MLV3620EN - Starting Missional Community Networks

Course description

This course equips those who are discerning a call to start or lead a network of missional communities. Topics include entrepreneurial leadership issues, church planting fundamentals, community engagement and the relevant principles of missional communities. Students are guided to analyze their community and build a projected plan for networking missional expressions of the Kingdom.

How this course benefits students

Students are exposed to the lexicon of terms for missional communities in contrast to the church planting vocabulary of modern strategies. This course surveys several current missional networks to expose students to contextual methods of expanding the Kingdom through missional expressions. Students are exposed to current missional network leaders to learn from their experiences of mobilizing missional networks.

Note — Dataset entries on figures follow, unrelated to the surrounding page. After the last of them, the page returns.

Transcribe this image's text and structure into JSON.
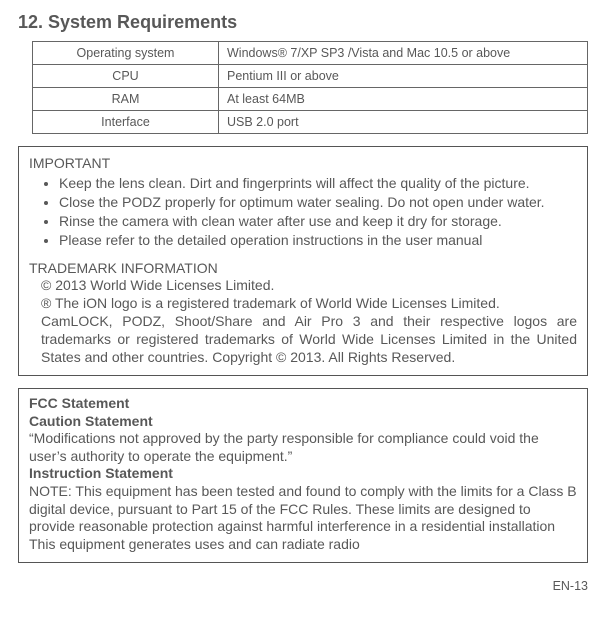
{
  "section": {
    "title": "12. System Requirements"
  },
  "table": {
    "rows": [
      {
        "label": "Operating system",
        "value": "Windows® 7/XP SP3 /Vista and Mac 10.5 or above"
      },
      {
        "label": "CPU",
        "value": "Pentium III or above"
      },
      {
        "label": "RAM",
        "value": "At least 64MB"
      },
      {
        "label": "Interface",
        "value": "USB 2.0 port"
      }
    ]
  },
  "important": {
    "title": "IMPORTANT",
    "items": [
      "Keep the lens clean. Dirt and fingerprints will affect the quality of the picture.",
      "Close the PODZ properly for optimum water sealing. Do not open under water.",
      "Rinse the camera with clean water after use and keep it dry for storage.",
      "Please refer to the detailed operation instructions in the user manual"
    ]
  },
  "trademark": {
    "title": "TRADEMARK INFORMATION",
    "line1": "© 2013 World Wide Licenses Limited.",
    "line2": "® The iON logo is a registered trademark of World Wide Licenses Limited.",
    "line3": "CamLOCK, PODZ, Shoot/Share and Air Pro 3 and their respective logos are trademarks or registered trademarks of World Wide Licenses Limited in the United States and other countries.   Copyright © 2013. All Rights Reserved."
  },
  "fcc": {
    "h1": "FCC Statement",
    "h2": "Caution Statement",
    "p1": "“Modifications not approved by the party responsible for compliance could void the user’s authority to operate the equipment.”",
    "h3": "Instruction Statement",
    "p2": "NOTE: This equipment has been tested and found to comply with the limits for a Class B digital device, pursuant to Part 15 of the FCC Rules. These limits are designed to provide reasonable protection against harmful interference in a residential installation  This equipment generates  uses and can radiate radio"
  },
  "footer": {
    "page": "EN-13"
  }
}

Why this course is important

Missional community networks are strategically designed as an antidote to the problems of postmodernism and consumerism in today’s ministry context. Networks provide relational and resourcing strength for Kingdom innovators and entrepreneurs, as well as support to those that have left traditional forms of church structure in search of an active faith in the community. This course equips students with the tools and leadership mindset to thrive in planting missional communities and networking existing communities together.

Credit hours
3 hours
Subject area
Missional Living
Educational level
Bachelor
Learning type
Instructional
Prerequisites
None
Upcoming terms
Pending
* Schedule subject to change. Please contact the Registrar's office with schedule questions.

How this course relates to missional core values

Biblically based

Missional identity begins with Jesus’ sending of his disciples in John 20:21. From there a survey of Acts 2 provides a spirit of church planting and networking with others for the sake of the Kingdom.

Missionally driven

By definition, missional communities are ‘sent’ communities, locating church in the relevant spaces of the greater culture and not behind walls.

Contextually informed

Missional communities are designed to be very specific to their local context, students are challenged to identify that context and summarize its barriers and opportunities, as well as identify current Kingdom movements that are present.

Interculturally focused

The networking of missional communities allows contextually relevant ministries to focus on their specific calling while creating a Kingdom participation that crosses cultural and social boundaries.

Practically minded

The student is guided to see church and mission outside the structures of traditional ecclesiology, reimagining tangible ways the Kingdom can become present in their context.

Experientially transformed

Students are challenged to examine their own leadership callings and context for a potential missional community planting. Students are exposed to leaders of other missional networks to learn from their experiences of network planting.